As the preferred embodiment, FIG. 3 shows the exposure of the silicon 31 of the wafer 10 in the first etch as an option instead of following the process of FIG. 2 followed by the process of FIG. 4. Practicing this as the invention in FIG. 3 is the preferred embodiment. Such process goes directly to FIG. 4, if preferable manner of FIG. 4 is to process from FIG. 1 to FIG. 2, and then FIG. 2 to FIG. 4. Thus, FIG. 2 shows a portion of the wafer 10 with the photolithography and etching of dielectric layer 20 to form the openings 30, the base of which openings 30 as shown in FIG. 2 are the silicon 31 of the silicon wafer 10. FIG. 3 shows the portion of the wafer 10 after a first etch 40. If FIG. 4 rather than FIG. 3 is the next step to chemically form the finished through silicon via 50, it is the alternate embodiment. Alternatively, for the preferred embodiment, the step of FIG. 2 is followed by the step of FIG. 3. FIG. 3 shows the openings 30 penetrating the wafer 10 silicon 31 and exposing beyond the silicon 31 by etch 40 exposing the openings 30 into the silicon 31.

Claims

1. A method for forming a through silicon via in a silicon wafer, comprising:

depositing a dielectric layer on the silicon wafer;

forming a masking layer on the silicon wafer using photolithography;

forming the dielectric layer with open regions to form a pattern on the silicon wafer;

selectively etching through the dielectric layer in the open regions of the pattern in a first etch; and

selectively etching a through silicon via in a second etch using an electrochemical process.

2. The method in claim 1 where multiple silicon vias are formed simultaneously.

3. The method in claim 1 where the silicon wafer is thinned to less than 500 micrometers prior to electrochemical etching.

4. The method in claim 1 where the dielectric includes silicon nitride or silicon dioxide.

5. The method in claim 1 where the electrochemical etch is preceded by a chemical etch.

6. The method in claim 1 where there is a electrochemical cell and the wafer is made the anode in an electrochemical cell.

7. The method in claim 6 where the electrochemical cell contains a fluoride source.

8. The method in claim 1 where the silicon wafer include a silicon-on-insulator wafer.

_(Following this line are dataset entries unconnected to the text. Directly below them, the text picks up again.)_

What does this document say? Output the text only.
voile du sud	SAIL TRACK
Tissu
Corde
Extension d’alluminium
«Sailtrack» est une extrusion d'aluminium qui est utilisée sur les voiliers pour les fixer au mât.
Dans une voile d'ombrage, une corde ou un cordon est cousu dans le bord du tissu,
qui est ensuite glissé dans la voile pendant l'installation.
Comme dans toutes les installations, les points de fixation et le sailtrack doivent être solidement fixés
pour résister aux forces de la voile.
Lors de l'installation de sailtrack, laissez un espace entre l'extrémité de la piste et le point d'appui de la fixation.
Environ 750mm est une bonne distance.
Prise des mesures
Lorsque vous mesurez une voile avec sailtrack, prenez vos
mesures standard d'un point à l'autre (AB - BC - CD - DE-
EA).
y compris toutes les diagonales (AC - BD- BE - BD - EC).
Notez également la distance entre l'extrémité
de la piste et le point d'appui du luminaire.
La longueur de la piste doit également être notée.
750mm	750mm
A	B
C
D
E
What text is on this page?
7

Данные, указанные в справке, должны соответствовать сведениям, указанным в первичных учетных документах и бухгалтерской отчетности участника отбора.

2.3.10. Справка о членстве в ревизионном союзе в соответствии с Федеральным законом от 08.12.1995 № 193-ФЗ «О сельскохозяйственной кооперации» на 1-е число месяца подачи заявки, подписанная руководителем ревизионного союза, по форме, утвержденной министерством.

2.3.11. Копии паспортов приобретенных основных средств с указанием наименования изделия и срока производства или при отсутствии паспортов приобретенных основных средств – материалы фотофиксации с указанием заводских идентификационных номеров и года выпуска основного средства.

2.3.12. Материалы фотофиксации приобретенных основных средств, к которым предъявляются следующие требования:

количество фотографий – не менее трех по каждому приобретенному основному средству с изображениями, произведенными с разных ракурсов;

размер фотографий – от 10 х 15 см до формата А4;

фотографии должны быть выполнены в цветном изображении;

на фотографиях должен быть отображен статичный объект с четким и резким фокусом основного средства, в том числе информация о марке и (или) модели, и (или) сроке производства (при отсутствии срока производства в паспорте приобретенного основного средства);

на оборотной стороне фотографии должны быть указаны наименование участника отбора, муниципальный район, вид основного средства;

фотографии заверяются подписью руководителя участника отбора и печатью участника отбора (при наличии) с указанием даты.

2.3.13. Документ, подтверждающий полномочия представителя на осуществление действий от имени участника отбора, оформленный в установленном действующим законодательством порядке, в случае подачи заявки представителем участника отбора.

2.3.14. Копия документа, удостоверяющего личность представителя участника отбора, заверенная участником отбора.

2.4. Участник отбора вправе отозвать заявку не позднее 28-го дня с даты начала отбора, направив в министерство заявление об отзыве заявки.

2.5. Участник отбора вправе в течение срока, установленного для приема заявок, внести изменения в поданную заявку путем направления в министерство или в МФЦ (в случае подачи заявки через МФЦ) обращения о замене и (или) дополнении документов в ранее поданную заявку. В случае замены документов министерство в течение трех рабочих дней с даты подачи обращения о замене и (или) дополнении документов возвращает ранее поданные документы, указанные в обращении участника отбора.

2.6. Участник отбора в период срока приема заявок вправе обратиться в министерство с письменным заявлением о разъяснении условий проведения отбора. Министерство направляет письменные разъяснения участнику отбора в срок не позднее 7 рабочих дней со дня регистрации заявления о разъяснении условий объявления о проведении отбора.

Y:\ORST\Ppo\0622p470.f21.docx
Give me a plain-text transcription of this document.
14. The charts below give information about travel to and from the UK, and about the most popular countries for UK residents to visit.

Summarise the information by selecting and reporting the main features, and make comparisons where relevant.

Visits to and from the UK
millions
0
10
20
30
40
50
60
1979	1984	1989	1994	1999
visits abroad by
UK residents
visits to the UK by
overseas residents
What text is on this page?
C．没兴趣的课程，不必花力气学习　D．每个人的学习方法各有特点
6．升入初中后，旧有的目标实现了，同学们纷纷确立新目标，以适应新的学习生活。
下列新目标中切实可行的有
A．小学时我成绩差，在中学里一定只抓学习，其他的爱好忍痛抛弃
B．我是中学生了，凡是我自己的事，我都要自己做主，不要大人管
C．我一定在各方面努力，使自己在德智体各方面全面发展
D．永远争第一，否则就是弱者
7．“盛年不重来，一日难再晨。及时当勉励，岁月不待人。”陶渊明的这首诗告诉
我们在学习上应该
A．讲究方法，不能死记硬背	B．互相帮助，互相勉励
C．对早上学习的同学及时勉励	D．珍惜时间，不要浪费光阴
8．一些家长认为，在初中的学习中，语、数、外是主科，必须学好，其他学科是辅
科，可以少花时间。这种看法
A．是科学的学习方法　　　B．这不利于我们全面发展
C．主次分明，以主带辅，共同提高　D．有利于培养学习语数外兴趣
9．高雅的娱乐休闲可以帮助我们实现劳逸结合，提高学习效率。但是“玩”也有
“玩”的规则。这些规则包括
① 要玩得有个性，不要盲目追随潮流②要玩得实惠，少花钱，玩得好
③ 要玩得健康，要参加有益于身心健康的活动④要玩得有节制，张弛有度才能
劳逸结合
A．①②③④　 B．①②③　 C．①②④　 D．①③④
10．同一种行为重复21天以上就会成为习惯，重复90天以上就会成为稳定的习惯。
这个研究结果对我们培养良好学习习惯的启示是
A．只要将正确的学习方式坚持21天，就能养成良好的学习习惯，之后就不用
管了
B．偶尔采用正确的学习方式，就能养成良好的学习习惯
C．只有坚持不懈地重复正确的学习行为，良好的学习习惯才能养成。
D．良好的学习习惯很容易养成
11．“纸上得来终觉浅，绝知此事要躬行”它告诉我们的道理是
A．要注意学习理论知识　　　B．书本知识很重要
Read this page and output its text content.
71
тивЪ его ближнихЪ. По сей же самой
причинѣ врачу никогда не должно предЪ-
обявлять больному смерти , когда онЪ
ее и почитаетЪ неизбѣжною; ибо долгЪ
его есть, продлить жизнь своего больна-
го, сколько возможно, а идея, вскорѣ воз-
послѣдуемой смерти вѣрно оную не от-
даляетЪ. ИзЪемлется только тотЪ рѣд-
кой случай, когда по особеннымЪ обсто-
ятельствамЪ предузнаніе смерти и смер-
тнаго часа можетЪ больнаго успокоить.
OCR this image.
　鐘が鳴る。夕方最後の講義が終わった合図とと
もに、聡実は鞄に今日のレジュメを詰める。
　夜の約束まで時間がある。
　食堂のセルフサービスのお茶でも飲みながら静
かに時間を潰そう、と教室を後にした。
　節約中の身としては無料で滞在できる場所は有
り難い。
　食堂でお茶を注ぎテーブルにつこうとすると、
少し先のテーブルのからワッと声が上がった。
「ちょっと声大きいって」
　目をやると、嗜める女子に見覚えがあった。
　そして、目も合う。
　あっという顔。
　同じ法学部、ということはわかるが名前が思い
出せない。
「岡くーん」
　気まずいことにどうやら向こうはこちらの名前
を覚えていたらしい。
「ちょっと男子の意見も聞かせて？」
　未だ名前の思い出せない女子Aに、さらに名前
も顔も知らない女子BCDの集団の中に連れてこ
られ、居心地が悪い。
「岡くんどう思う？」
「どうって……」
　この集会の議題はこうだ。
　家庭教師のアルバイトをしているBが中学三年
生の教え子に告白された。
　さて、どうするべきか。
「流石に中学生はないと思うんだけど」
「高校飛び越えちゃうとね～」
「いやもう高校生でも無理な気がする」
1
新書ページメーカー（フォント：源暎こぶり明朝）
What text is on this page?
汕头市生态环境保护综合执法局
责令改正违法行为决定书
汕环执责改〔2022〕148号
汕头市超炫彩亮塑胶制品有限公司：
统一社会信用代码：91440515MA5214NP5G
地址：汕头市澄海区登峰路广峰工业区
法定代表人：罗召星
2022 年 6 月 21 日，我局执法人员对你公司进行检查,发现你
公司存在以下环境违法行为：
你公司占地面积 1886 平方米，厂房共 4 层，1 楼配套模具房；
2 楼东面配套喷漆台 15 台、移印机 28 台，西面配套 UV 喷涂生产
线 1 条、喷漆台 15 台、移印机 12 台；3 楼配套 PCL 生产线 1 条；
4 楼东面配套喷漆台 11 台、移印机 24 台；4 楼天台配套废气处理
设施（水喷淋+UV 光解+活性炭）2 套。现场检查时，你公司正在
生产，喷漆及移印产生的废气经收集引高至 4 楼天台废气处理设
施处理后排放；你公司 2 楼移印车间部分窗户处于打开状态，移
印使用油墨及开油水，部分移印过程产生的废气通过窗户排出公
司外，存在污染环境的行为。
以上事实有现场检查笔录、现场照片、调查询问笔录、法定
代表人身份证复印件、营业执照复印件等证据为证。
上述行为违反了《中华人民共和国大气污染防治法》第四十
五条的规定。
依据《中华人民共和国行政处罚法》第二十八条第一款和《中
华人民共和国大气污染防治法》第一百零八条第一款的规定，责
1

9. A method for forming a through silicon via in a silicon wafer having a silicon surface, comprising:

forming transistors on the silicon wafer;

forming interconnects above the silicon surface;

depositing a dielectric layer with open regions to form a pattern on the silicon wafer;

forming a masking layer on the silicon wafer using photolithography;

selectively etching through the dielectric layer in the open regions of the pattern; and

selectively etching a through silicon via using an electrochemical process.

10. The method in claim 9 where multiple silicon vias are formed simultaneously.

11. The method in claim 9 where the silicon wafer is thinned to less than 500 micrometers prior to electrochemical etching.

12. The method in claim 9 where the dielectric includes silicon nitride.

13. The method in claim 9 where the dielectric includes silicon dioxide.

14. The method in claim 9 where the electrochemical etch is preceded by a chemical etch.

15. The method in claim 9 where the silicon wafer is made the anode in an electrochemical cell.

16. The method in claim 14 where the electrochemical cell contains a fluoride source.

17. The method in claim 9 where the silicon wafers include a silicon-on-insulator wafer.